AMD, RAM suppliers and Motherboard suppliers need to work together to make it easier for consumer to get these Ryzen based systems working.
RE: "what a wrestle"
That is an understatement.
I have built many Intel systems, and I have only once had RAM issues, on my first Haswell based build.1 4x8GB kit had to be replaced because of Memtest86 failure. The RMA replacement kit worked fine. XMP profiles worked fine in both kits and I had no problems with booting the PC if I tried to run the RAM at it's rated speed.
This is my first AMD Ryzen build and I picked the best spec components I could. find.
This is a very simple build with few components on the PC.
I am not keen to do another after this.
..and what u need 4x16GB ram for? I guess most of it will be "stuck n rust" hence never be utilized. I once had 24GB but never got over 16GB.
I have just been contacted by Corsair via support ticket update..
They are unable to do any failure analysis on the first two RMA'd RAM kits.
Therefore I do not know if the RAM was genuinely bad RAM when tested on an intel motherboard or if it simply would not work on the ASUS ROG Crosshair VII HERO (WI-FI) Motherboard I have.
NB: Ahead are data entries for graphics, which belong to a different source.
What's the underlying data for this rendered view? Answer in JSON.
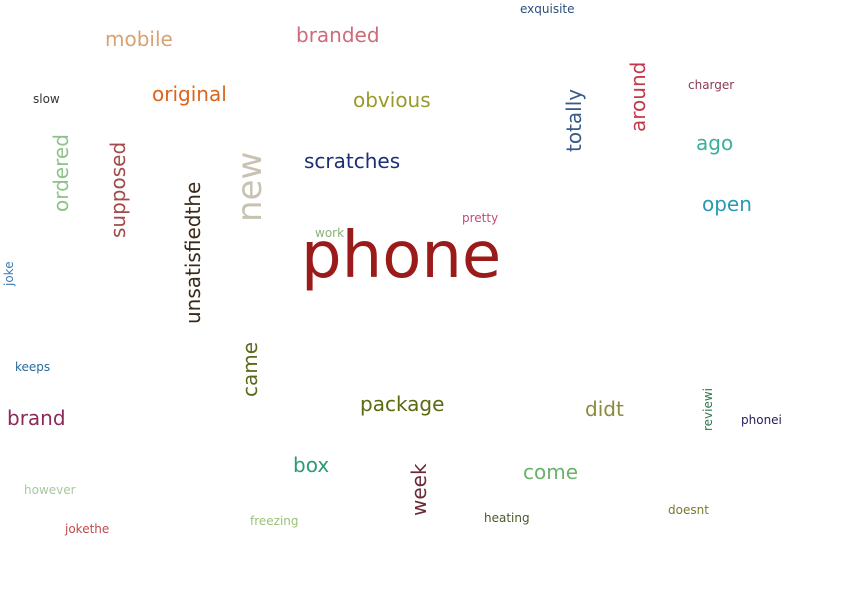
{
  "words": [
    {
      "text": "phone",
      "color": "#9b1b1b"
    },
    {
      "text": "exquisite",
      "color": "#2a4d7a"
    },
    {
      "text": "mobile",
      "color": "#d8a272"
    },
    {
      "text": "branded",
      "color": "#cc6b7a"
    },
    {
      "text": "charger",
      "color": "#8a3a52"
    },
    {
      "text": "slow",
      "color": "#333333"
    },
    {
      "text": "original",
      "color": "#d9661c"
    },
    {
      "text": "obvious",
      "color": "#9a9a2a"
    },
    {
      "text": "around",
      "color": "#c23a4a"
    },
    {
      "text": "totally",
      "color": "#3a5a8a"
    },
    {
      "text": "ago",
      "color": "#3ab09a"
    },
    {
      "text": "ordered",
      "color": "#8fc28a"
    },
    {
      "text": "supposed",
      "color": "#a34a4a"
    },
    {
      "text": "new",
      "color": "#c8c2b2"
    },
    {
      "text": "scratches",
      "color": "#1c2e78"
    },
    {
      "text": "open",
      "color": "#2a9ab2"
    },
    {
      "text": "unsatisfiedthe",
      "color": "#3a2a1a"
    },
    {
      "text": "work",
      "color": "#8ab27a"
    },
    {
      "text": "pretty",
      "color": "#c24a7a"
    },
    {
      "text": "joke",
      "color": "#3a7ab2"
    },
    {
      "text": "keeps",
      "color": "#2a6a9a"
    },
    {
      "text": "came",
      "color": "#5a6a1a"
    },
    {
      "text": "package",
      "color": "#5a6a10"
    },
    {
      "text": "didt",
      "color": "#8a8a3a"
    },
    {
      "text": "reviewi",
      "color": "#2a7a4a"
    },
    {
      "text": "phonei",
      "color": "#2a1a5a"
    },
    {
      "text": "brand",
      "color": "#8a2a5a"
    },
    {
      "text": "box",
      "color": "#2a9a7a"
    },
    {
      "text": "week",
      "color": "#6a2a3a"
    },
    {
      "text": "come",
      "color": "#6ab26a"
    },
    {
      "text": "however",
      "color": "#a8c8a0"
    },
    {
      "text": "heating",
      "color": "#4a5a2a"
    },
    {
      "text": "doesnt",
      "color": "#7a7a2a"
    },
    {
      "text": "freezing",
      "color": "#9ac27a"
    },
    {
      "text": "jokethe",
      "color": "#c24a4a"
    }
  ]
}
ASUS ROG CROSSHAIR VII HERO (WI-FI) | ROG - Republic Of Gamers | ASUS USA
I have asked Corsair to make improvements to their Corsair Memory Selector as right now the AMD filter still allows selection of RAM which is not supported on AMD 400 series motherboards according to the Corsair Technical Specififcations.
I continue to test the latest Corsair KIt.
I will contact ASUS technical support next.
Started testing attempts to hit 3200 Mhz on the 32GB DRAM kit.
Looking at changing the following.
BCLK set to 100.
Memory Timing Parameters.
DRAM voltage increase from baseline 1.2 Volts.
Will update post with more results as soon as possible.
I set the following Ram Timings, Misc Items, Termination Block Ohms, CAD_BUS Block Ohms, and DRAM Voltage set to 1.35 volts, SOC voltage varied down from 1.2, 1.15, 1.10, 1.05, 1.0 and back up to 1.03125. I also looked at setting Termination Block Ohms and CAD_BUS Block Ohms to Alt1 values.
I discuss the results next.
Specification for Corsair Vengeance RGB PRO 3200 4x16GB Kit shows it was tested at 3200 MHz speed at 1.35 Volts.
Asus automatic overclocking in BIOS had kept DRAM voltage to 1.2 Volts at all Memtest86 passing frequencies up to and including 3150 MHz.
As noted earlier, Asus automatic overclocking in BIOS fails to boot with DRAM frequency target of 3200 MHz unless I increased the SOC voltage.
I note that even then, it still applied DRAM Voltage of 1.2 Volts, and the DRAM timings looked wrong. It failed MemTest86 with a large number of errors.
I decided to only test the DRAM at 3200 MHz using DRAM voltage at 1.35 Volts. That voltage is also suggested by the above DRAM Calculator for Ryzen.
I looked at effect on number of MemTest86 errors with variation of the SOC Voltage from 1.2 ->1.15 -> 1.10->1.05 -> 1.0 volts.
The number of Memtest86 errors (Failing Test 6 and Test 7) decreases as the SOC Voltage is decrease from 1.2 -> 1.05 volts.
Then the Number of errors increase again at 1.0 volts.
The minimum number of errors was found at 1.03125 Volts.